Interior of the Fox Theater
During my weekend in the Spokane area, I learned about the Expo ’74, which held one of the last World’s Fairs in America. The site of Expo ’74 remains today as the 100-acre Riverfront Park, tucked between the city center to the south and the Spokane River and cataracts of Spokane Falls on the north.
Since I had explored the park’s visitor amenities thoroughly in the past, I concentrated on other attractions this time around. As a big baseball fan, I attended two entertaining contests at historic (but nicely modernized) Avista Stadium between the Spokane Indians and the Everett Aquasox, “farm” clubs of the Texas Rangers and Seattle Mariners respectively.

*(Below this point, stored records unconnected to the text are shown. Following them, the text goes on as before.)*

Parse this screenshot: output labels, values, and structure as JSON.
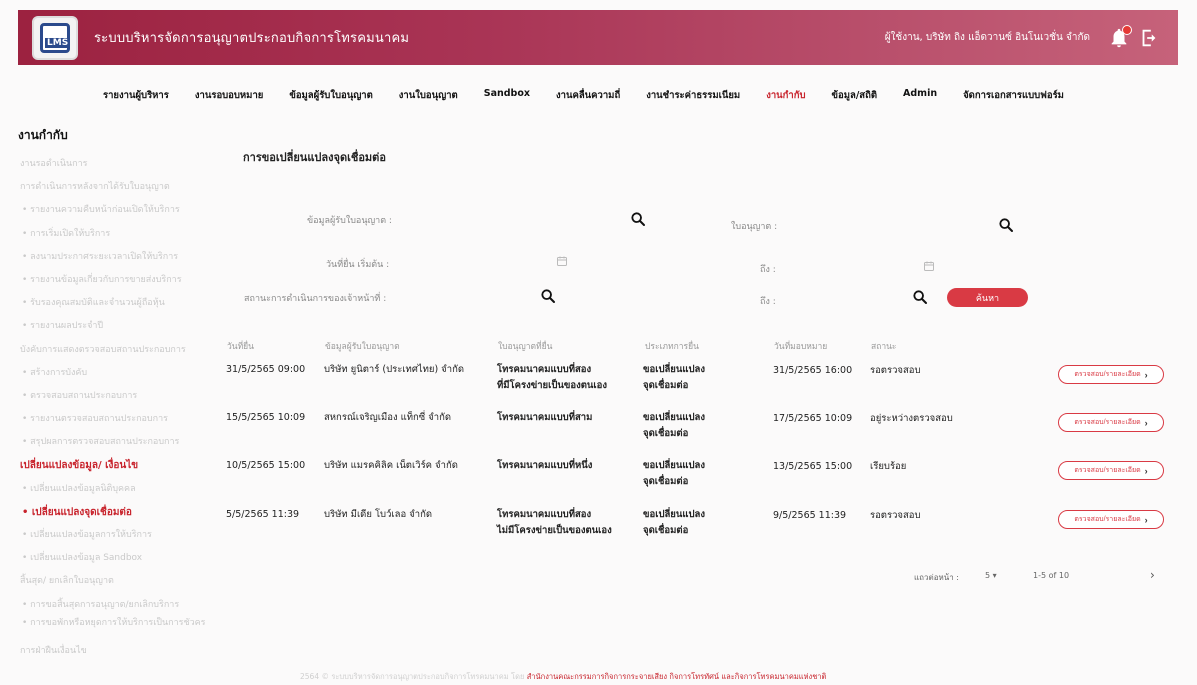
{
  "header": {
    "logo_text": "LMS",
    "title": "ระบบบริหารจัดการอนุญาตประกอบกิจการโทรคมนาคม",
    "user": "ผู้ใช้งาน, บริษัท ถิง แอ็ดวานซ์ อินโนเวชั่น จำกัด"
  },
  "nav": {
    "items": [
      "รายงานผู้บริหาร",
      "งานรอบอบหมาย",
      "ข้อมูลผู้รับใบอนุญาต",
      "งานใบอนุญาต",
      "Sandbox",
      "งานคลื่นความถี่",
      "งานชำระค่าธรรมเนียม",
      "งานกำกับ",
      "ข้อมูล/สถิติ",
      "Admin",
      "จัดการเอกสารแบบฟอร์ม"
    ],
    "active_index": 7
  },
  "sidebar": {
    "heading": "งานกำกับ",
    "items": [
      "งานรอดำเนินการ",
      "การดำเนินการหลังจากได้รับใบอนุญาต",
      "• รายงานความคืบหน้าก่อนเปิดให้บริการ",
      "• การเริ่มเปิดให้บริการ",
      "• ลงนามประกาศระยะเวลาเปิดให้บริการ",
      "• รายงานข้อมูลเกี่ยวกับการขายส่งบริการ",
      "• รับรองคุณสมบัติและจำนวนผู้ถือหุ้น",
      "• รายงานผลประจำปี",
      "บังคับการแสดงตรวจสอบสถานประกอบการ",
      "• สร้างการบังคับ",
      "• ตรวจสอบสถานประกอบการ",
      "• รายงานตรวจสอบสถานประกอบการ",
      "• สรุปผลการตรวจสอบสถานประกอบการ",
      "เปลี่ยนแปลงข้อมูล/ เงื่อนไข",
      "• เปลี่ยนแปลงข้อมูลนิติบุคคล",
      "• เปลี่ยนแปลงจุดเชื่อมต่อ",
      "• เปลี่ยนแปลงข้อมูลการให้บริการ",
      "• เปลี่ยนแปลงข้อมูล Sandbox",
      "สิ้นสุด/ ยกเลิกใบอนุญาต",
      "• การขอสิ้นสุดการอนุญาต/ยกเลิกบริการ",
      "• การขอพักหรือหยุดการให้บริการเป็นการชั่วคราว",
      "การฝ่าฝืนเงื่อนไข"
    ]
  },
  "main": {
    "title": "การขอเปลี่ยนแปลงจุดเชื่อมต่อ",
    "filters": {
      "licensee": "ข้อมูลผู้รับใบอนุญาต :",
      "license": "ใบอนุญาต :",
      "date_from": "วันที่ยื่น เริ่มต้น :",
      "date_to": "ถึง :",
      "status": "สถานะการดำเนินการของเจ้าหน้าที่ :",
      "status_to": "ถึง :",
      "search_label": "ค้นหา"
    },
    "columns": [
      "วันที่ยื่น",
      "ข้อมูลผู้รับใบอนุญาต",
      "ใบอนุญาตที่ยื่น",
      "ประเภทการยื่น",
      "วันที่มอบหมาย",
      "สถานะ"
    ],
    "rows": [
      {
        "submitted": "31/5/2565  09:00",
        "licensee": "บริษัท ยูนิตาร์ (ประเทศไทย) จำกัด",
        "license_l1": "โทรคมนาคมแบบที่สอง",
        "license_l2": "ที่มีโครงข่ายเป็นของตนเอง",
        "type_l1": "ขอเปลี่ยนแปลง",
        "type_l2": "จุดเชื่อมต่อ",
        "assigned": "31/5/2565  16:00",
        "status": "รอตรวจสอบ",
        "action": "ตรวจสอบ/รายละเอียด"
      },
      {
        "submitted": "15/5/2565  10:09",
        "licensee": "สหกรณ์เจริญเมือง แท็กซี่ จำกัด",
        "license_l1": "โทรคมนาคมแบบที่สาม",
        "license_l2": "",
        "type_l1": "ขอเปลี่ยนแปลง",
        "type_l2": "จุดเชื่อมต่อ",
        "assigned": "17/5/2565  10:09",
        "status": "อยู่ระหว่างตรวจสอบ",
        "action": "ตรวจสอบ/รายละเอียด"
      },
      {
        "submitted": "10/5/2565  15:00",
        "licensee": "บริษัท แมรคคิลิค เน็ตเวิร์ค จำกัด",
        "license_l1": "โทรคมนาคมแบบที่หนึ่ง",
        "license_l2": "",
        "type_l1": "ขอเปลี่ยนแปลง",
        "type_l2": "จุดเชื่อมต่อ",
        "assigned": "13/5/2565  15:00",
        "status": "เรียบร้อย",
        "action": "ตรวจสอบ/รายละเอียด"
      },
      {
        "submitted": "5/5/2565  11:39",
        "licensee": "บริษัท มีเดีย โบว์เลอ จำกัด",
        "license_l1": "โทรคมนาคมแบบที่สอง",
        "license_l2": "ไม่มีโครงข่ายเป็นของตนเอง",
        "type_l1": "ขอเปลี่ยนแปลง",
        "type_l2": "จุดเชื่อมต่อ",
        "assigned": "9/5/2565  11:39",
        "status": "รอตรวจสอบ",
        "action": "ตรวจสอบ/รายละเอียด"
      }
    ],
    "pager": {
      "rows_per_page_label": "แถวต่อหน้า :",
      "rows_per_page": "5",
      "range": "1-5 of 10",
      "next": "›"
    }
  },
  "footer": {
    "text": "2564 © ระบบบริหารจัดการอนุญาตประกอบกิจการโทรคมนาคม โดย",
    "org": "สำนักงานคณะกรรมการกิจการกระจายเสียง กิจการโทรทัศน์ และกิจการโทรคมนาคมแห่งชาติ"
  },
  "colors": {
    "brand": "#9c2240",
    "accent": "#d93a44",
    "active": "#c8232c"
  }
}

However, those who know me are likely aware that I am also a devotee of classical music, symphony orchestras and concert halls, so I had for several years been interesting in visiting the (relatively) new home of the Spokane Symphony, the historic and now lovingly restored Fox Theater.
Happily, when I rang the bell at the Fox’s stage door, the friendly Brian Ritter, the theater’s Technical Director, met me and graciously offered to take me on an impromptu site tour. Having opened originally in 1931, this magnificent art deco facility had fallen upon hard times by the waning days of the 20th century, and had even been divided into a “triplex” theater showing $1 flicks. As a result, some local interests were seeking to demolish the building and erect a parking structure in its place when the orchestra came to the Fox’s rescue around the turn of the century.
It took seven years to amass the $32 million necessary for the restoration, but construction began in 2005, and the splendidly revitalized hall opened to the public in 2007. Originally built to accommodate 2,000 movie-goers, capacity was reduced to about 1,600 for symphony concerts, allowing the addition of a patrons’ lounge immediately behind the main floor seating. Fortunately, the Spokane Symphony now has its very own, wonderful hall with fine acoustics, a pattern also followed successfully, saving extraordinary historic venues from the wrecker’s ball in the process, by the orchestras of Pittsburgh, St. Louis, Columbus, San Diego, Portland and Vancouver, among other cities.